US scientists, using high-resolution imaging, debuted a new way to see cell organisation and rich variation in cell shape

Cell organisation

A team at the Allen Institute for Cell Science, working with hundreds of thousands of high-resolution images, put numbers on the internal organisation of human cells — a biological concept that has to date proven exceptionally difficult to quantify.

Through that work, published in Nature, the scientists also captured details about the rich variation in cell shape even among genetically identical cells grown under identical conditions.

“The way cells are organised tells us something about their behaviour and identity,” said Dr Susanne Rafelski, Deputy Director of the Allen Institute for Cell Science

This study provides a roadmap for biologists to understand organisation of different kinds of cells in a measurable, quantitative way, Rafelski said. It also reveals some key organisational principles of the cells the Allen Institute team studies, which are known as human induced pluripotent stem cells.

In a body of work launched more than seven years ago, the Allen Institute team first built a collection of stem cells genetically engineered to light up different internal structures under a fluorescent microscope. With cell lines in hand that label 25 individual structures, the scientists then captured high-resolution, 3D images of more than 200,000 different cells.

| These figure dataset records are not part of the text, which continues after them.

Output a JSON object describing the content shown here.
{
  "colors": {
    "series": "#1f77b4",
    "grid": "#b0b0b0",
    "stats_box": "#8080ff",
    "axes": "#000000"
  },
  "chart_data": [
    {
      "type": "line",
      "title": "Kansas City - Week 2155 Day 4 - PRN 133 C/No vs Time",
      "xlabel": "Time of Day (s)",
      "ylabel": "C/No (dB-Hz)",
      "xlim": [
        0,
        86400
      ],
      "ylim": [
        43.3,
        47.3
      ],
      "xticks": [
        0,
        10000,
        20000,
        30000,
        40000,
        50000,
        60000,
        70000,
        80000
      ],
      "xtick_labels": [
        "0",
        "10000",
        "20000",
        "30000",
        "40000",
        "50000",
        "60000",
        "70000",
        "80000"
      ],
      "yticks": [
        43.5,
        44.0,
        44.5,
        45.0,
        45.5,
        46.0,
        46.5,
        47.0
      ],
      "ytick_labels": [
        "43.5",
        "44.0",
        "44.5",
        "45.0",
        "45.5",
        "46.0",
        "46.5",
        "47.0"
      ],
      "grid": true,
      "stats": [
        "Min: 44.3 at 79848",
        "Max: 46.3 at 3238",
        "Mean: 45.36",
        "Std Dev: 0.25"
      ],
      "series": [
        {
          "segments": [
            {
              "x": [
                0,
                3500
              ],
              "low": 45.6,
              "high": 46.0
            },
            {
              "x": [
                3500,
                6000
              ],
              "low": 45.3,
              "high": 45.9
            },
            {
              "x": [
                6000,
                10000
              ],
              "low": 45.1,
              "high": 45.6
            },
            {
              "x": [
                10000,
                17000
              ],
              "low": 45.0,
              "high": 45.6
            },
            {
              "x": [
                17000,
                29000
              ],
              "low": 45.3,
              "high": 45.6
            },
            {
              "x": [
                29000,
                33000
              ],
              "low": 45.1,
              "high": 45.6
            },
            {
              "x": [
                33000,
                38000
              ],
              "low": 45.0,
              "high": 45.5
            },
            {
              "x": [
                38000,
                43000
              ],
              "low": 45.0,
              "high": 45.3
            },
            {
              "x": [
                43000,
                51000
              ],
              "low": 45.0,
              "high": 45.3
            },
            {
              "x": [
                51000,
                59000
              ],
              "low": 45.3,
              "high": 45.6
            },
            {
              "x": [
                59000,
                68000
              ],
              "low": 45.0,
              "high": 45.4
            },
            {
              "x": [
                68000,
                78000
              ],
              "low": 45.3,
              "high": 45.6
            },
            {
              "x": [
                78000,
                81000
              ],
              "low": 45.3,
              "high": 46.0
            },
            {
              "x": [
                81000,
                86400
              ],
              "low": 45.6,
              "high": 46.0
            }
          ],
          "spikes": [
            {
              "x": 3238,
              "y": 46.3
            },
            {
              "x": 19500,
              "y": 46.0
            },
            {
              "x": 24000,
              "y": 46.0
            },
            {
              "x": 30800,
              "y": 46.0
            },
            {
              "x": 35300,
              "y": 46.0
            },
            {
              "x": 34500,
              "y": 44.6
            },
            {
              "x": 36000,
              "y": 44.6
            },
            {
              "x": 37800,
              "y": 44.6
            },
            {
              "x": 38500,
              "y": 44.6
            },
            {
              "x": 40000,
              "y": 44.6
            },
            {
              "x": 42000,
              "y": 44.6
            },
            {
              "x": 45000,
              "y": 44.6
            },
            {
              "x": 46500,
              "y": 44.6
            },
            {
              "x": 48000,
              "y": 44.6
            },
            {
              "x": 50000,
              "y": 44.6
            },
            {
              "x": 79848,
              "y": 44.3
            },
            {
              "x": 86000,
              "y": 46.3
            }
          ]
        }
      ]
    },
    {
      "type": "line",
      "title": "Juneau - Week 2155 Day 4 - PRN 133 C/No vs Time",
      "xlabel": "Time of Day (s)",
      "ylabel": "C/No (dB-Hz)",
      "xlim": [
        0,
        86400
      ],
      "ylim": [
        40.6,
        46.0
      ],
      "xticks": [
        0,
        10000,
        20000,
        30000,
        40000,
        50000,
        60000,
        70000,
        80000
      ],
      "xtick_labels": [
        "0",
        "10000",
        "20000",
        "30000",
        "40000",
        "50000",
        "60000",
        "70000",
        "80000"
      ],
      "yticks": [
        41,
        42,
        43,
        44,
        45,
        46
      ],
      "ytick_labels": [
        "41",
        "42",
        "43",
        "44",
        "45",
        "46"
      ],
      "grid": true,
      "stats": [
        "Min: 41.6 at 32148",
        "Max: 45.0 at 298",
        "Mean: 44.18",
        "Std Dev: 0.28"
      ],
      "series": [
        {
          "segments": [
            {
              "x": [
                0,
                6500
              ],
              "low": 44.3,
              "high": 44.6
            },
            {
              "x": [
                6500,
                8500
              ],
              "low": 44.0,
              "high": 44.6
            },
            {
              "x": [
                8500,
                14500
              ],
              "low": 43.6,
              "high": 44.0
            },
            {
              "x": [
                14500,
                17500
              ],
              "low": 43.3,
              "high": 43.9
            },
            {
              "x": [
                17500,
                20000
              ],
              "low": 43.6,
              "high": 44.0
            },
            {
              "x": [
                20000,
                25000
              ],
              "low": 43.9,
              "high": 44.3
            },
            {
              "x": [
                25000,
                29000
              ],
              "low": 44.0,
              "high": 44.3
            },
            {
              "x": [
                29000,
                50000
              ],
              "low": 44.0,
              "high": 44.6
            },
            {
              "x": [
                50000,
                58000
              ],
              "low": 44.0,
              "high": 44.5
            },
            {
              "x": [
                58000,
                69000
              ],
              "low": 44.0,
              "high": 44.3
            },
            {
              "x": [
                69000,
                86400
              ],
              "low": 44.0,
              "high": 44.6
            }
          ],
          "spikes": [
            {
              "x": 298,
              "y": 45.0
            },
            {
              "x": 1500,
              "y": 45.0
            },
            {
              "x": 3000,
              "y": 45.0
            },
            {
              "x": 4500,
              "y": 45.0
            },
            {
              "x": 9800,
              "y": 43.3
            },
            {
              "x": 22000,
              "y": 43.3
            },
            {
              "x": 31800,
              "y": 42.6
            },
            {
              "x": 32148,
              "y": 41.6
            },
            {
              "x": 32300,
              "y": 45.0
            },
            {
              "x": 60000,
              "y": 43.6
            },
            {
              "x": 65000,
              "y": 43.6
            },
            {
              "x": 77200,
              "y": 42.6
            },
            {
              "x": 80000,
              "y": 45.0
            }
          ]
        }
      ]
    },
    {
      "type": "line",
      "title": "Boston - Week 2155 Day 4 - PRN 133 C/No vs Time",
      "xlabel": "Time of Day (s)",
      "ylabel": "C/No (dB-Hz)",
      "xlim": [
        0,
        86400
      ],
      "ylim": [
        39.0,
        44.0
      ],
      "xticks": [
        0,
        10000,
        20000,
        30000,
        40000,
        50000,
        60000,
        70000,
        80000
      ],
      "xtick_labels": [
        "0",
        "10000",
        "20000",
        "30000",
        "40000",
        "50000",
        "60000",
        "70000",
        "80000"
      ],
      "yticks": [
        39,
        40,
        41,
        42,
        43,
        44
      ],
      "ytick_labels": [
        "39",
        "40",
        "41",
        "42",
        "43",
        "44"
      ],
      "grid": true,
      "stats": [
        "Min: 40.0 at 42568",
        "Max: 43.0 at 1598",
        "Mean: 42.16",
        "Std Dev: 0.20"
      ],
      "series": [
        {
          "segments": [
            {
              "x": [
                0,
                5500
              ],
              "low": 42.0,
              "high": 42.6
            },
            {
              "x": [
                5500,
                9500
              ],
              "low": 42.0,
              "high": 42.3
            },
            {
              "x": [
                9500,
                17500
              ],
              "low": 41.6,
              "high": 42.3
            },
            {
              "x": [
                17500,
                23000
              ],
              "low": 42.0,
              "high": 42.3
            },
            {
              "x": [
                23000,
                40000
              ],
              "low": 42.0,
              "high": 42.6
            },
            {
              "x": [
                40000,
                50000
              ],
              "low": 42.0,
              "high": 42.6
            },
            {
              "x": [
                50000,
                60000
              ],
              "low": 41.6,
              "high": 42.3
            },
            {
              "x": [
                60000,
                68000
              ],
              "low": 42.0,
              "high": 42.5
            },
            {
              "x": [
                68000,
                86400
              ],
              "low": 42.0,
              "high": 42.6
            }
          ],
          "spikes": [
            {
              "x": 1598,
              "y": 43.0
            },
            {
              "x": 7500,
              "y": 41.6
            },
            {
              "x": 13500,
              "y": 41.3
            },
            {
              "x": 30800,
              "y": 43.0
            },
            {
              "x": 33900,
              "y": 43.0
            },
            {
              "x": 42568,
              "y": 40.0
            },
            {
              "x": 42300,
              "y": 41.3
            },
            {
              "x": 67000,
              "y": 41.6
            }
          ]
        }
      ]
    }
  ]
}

The scientists wanted to know: How do all those tiny cellular structures arrange themselves compared to each other? Is “structure A” always in the same place, or is it random?

The team ran into a challenge comparing the same structure between two different cells. Even though the cells under study were genetically identical and reared in the same laboratory environment, their shapes varied substantially. The scientists realised that it would be impossible to compare the position of structure A in two different cells if one cell was short and blobby and the other was long and pear-shaped. Thus, they put numbers on those stubby blobs and elongated pears.

Using computational analyses, the team developed what they call a “shape space” that objectively described each stem cell’s external shape. That shape space includes eight different dimensions of shape variation, things like height, volume, elongation, and the aptly described “pear-ness” and “bean-ness.” The scientists could then compare apples to apples (or beans to beans), looking at organisation of cellular structures inside all similarly shaped cells.

“We know that in biology, shape and function are interrelated, and understanding cell shape is important to understand how the cells function,”  Senior Scientist Dr Matheus Viana added.

 “We have come up with a framework that allows us to measure a cell’s shape, and the moment you do that you can find cells that are similar shapes, and for those cells you can then look inside and see how everything is arranged.”

When the team looked at the position of the 25 highlighted structures, comparing those structures in groups of cells with similar shapes, they found that all the cells set up shop in remarkably similar ways. Despite the massive variations in cell shape, their internal organisation was strikingly consistent.

Finding deviations could give scientists important information about how cells change when they transition from stationary to mobile, are getting ready to divide, or about what goes wrong at the microscopic level in disease.

The researchers looked at two variations in their dataset — cells at the edges of colonies of cells, and cells that were undergoing division to create new daughter cells, a process known as mitosis. In these two states, the scientists were able to find changes in internal organization correlating to the cells’ different environments or activities.

Dr Ru Gunawardane, Executive Director of the Allen Institute for Cell Science, concluded “What I’m truly excited about is how we and others in the community can now build on this and ask questions about cell biology that we could never ask before.”